* optimizing for very small bandwidths with fq_codel better?
@ 2013-05-02 22:07 Dave Taht
2013-05-03 5:01 ` [Cerowrt-devel] " Mikael Abrahamsson
` (2 more replies)
0 siblings, 3 replies; 6+ messages in thread
From: Dave Taht @ 2013-05-02 22:07 UTC (permalink / raw)
To: bloat-devel, cerowrt-devel, Jonathan Morton
Given some of the keruffle over bittorrent, and voip traffic in
relation to the cablelabs report in relation to the effects of fq at
very high numbers of flows (100+) vs the priority traffic like voip,
at very low (4mbit and lower) bandwidths....
and no matter that the default hash on fq_codel is *very* robust, at
lower bandwidths some optimization is desirable, and people seem to
have a general need for control and classification that seems
unsatiable...
And adding a classic three or four band shaper is a little difficult,
but using something like classic fq "weights" was, theoretically
not...
so, anyway, I sat down and fiddled with the tc command to try and
generate a set of filters that would scale better below 4Mbit,
deprioritize bittorrent and background traffic, do gaming and ef
traffic better, AND (most importantly) work without HTB when possible,
while still retaining the base simplicity and most of the advantages
of fq_codel.
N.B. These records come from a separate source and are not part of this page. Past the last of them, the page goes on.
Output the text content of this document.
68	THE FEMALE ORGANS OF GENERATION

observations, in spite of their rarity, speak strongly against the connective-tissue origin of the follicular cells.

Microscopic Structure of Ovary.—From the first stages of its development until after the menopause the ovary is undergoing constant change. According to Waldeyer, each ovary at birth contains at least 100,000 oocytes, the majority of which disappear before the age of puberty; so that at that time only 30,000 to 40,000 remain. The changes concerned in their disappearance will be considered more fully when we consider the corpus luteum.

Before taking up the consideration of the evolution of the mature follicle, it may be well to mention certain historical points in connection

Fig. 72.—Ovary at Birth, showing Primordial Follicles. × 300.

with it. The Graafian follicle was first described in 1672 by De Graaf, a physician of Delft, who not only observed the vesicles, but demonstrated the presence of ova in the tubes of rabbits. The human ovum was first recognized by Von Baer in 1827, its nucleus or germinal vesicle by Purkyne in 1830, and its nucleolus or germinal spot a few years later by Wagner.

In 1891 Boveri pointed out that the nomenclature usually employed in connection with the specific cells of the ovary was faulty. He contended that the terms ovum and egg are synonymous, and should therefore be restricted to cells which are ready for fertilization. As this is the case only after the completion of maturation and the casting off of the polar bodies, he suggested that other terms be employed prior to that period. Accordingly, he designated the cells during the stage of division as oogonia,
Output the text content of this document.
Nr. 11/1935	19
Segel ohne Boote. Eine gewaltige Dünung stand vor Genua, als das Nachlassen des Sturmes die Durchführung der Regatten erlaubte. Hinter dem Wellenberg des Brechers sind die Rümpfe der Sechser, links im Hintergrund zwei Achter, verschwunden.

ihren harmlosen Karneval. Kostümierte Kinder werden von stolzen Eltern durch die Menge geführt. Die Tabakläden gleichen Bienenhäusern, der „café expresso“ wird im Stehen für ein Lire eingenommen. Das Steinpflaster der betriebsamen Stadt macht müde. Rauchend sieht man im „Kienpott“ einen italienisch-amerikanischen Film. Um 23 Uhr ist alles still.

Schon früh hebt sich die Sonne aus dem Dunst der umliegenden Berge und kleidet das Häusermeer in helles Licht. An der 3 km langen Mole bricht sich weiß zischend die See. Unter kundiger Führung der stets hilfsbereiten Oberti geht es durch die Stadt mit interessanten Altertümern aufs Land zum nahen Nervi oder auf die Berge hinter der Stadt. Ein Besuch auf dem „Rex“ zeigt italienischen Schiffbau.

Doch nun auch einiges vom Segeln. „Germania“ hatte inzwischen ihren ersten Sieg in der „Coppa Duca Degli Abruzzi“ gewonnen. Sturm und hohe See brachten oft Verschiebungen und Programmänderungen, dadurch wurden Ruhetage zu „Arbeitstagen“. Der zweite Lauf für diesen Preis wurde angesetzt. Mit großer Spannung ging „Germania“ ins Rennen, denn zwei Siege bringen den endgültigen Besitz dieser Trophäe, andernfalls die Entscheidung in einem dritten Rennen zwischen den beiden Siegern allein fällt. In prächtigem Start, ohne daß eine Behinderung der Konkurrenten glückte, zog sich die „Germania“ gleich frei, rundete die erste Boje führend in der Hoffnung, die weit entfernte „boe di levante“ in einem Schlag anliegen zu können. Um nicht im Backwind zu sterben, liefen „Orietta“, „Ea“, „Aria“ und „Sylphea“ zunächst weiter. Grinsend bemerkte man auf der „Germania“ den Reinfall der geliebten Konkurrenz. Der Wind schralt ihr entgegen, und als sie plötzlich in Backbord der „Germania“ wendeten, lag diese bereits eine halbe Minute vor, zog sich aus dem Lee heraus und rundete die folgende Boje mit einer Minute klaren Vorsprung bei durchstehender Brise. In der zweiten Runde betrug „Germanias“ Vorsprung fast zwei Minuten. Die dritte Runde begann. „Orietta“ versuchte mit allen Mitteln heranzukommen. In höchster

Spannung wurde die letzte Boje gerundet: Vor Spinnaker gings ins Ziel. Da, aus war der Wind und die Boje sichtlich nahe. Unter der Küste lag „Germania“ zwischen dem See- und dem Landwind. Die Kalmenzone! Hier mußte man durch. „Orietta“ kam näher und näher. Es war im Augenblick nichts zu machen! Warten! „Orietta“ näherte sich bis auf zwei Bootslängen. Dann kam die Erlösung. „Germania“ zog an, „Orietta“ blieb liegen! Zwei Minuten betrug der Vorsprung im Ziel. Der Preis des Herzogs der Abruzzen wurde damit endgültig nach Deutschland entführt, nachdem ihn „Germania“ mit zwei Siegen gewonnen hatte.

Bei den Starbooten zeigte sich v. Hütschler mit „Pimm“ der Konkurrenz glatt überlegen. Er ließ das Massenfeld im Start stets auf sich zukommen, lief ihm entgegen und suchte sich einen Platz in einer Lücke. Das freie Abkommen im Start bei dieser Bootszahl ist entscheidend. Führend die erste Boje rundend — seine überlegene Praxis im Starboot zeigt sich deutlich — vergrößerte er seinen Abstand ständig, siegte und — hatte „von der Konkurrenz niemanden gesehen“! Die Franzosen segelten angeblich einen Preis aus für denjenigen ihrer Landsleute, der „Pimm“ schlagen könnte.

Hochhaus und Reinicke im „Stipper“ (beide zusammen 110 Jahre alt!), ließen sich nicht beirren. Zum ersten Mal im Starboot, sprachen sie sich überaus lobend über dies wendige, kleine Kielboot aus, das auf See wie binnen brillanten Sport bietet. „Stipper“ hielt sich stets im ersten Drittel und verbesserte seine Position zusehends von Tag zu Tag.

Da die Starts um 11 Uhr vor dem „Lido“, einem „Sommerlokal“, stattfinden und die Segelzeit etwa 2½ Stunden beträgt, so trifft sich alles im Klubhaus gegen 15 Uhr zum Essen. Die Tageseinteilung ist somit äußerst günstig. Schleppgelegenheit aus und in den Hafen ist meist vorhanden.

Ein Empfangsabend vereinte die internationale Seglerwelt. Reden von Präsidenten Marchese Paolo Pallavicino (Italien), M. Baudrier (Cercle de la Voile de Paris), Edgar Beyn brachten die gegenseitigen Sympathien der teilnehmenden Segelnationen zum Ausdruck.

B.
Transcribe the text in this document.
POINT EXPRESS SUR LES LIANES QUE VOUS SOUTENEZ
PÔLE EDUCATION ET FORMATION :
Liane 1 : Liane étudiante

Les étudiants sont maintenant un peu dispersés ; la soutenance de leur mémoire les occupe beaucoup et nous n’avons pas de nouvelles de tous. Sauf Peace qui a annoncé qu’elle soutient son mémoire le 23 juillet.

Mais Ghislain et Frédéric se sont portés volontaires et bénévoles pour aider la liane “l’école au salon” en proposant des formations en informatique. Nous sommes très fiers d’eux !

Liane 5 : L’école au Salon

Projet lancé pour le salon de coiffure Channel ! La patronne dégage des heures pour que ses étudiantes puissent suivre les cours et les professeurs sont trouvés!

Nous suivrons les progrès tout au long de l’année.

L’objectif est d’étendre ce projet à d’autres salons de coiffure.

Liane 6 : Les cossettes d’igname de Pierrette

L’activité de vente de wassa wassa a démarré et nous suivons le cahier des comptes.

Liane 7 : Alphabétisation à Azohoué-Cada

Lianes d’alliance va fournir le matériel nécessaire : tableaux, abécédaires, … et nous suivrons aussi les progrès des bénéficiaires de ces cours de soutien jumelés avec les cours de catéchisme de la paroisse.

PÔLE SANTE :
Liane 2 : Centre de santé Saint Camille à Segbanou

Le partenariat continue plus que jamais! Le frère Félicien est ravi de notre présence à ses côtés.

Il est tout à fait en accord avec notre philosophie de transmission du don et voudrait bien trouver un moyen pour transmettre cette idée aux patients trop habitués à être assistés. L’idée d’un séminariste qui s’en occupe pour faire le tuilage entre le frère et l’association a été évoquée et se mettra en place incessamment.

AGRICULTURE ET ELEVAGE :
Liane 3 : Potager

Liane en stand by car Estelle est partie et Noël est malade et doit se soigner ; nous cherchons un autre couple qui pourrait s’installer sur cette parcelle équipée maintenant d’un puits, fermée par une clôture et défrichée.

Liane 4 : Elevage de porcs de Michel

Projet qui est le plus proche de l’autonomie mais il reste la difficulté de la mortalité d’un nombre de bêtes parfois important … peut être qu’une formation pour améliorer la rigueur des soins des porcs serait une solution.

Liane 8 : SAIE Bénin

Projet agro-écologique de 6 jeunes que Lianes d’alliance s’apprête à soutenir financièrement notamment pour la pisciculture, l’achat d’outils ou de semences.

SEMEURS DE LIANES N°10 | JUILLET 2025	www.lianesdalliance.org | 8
It's very short and can be applied to anything to play
with (although in my case I slow down my laptop's ethernet port to
100Mbit so I can fill the queues)
Very short, heavily commented, 14 line attempt:
http://pastebin.com/bRmW9YD3
It isn't done.
1) I think there's a bug in either the kernel or tc or me on tos matching,
2) and there may be a useful feature to add to tc for doing smarter
filtering when you have multiple sets of bins...
3) and it seems like you'd have to use iptables to match for torrents
and then use a fw match?
so perhaps there is someone more expert on tc than I out there or with
more patience to fiddle?
--
Dave Täht
Fixing bufferbloat with cerowrt: http://www.teklibre.com/cerowrt/subscribe.html
^ permalink raw reply [flat|nested] 6+ messages in thread
* Re: [Cerowrt-devel] optimizing for very small bandwidths with fq_codel better?
2013-05-02 22:07 optimizing for very small bandwidths with fq_codel better? Dave Taht
@ 2013-05-03 5:01 ` Mikael Abrahamsson
2013-05-03 11:45 ` Dave Taht
2013-05-03 5:58 ` Jonathan Morton
2013-05-03 16:53 ` Juliusz Chroboczek
2 siblings, 1 reply; 6+ messages in thread
From: Mikael Abrahamsson @ 2013-05-03 5:01 UTC (permalink / raw)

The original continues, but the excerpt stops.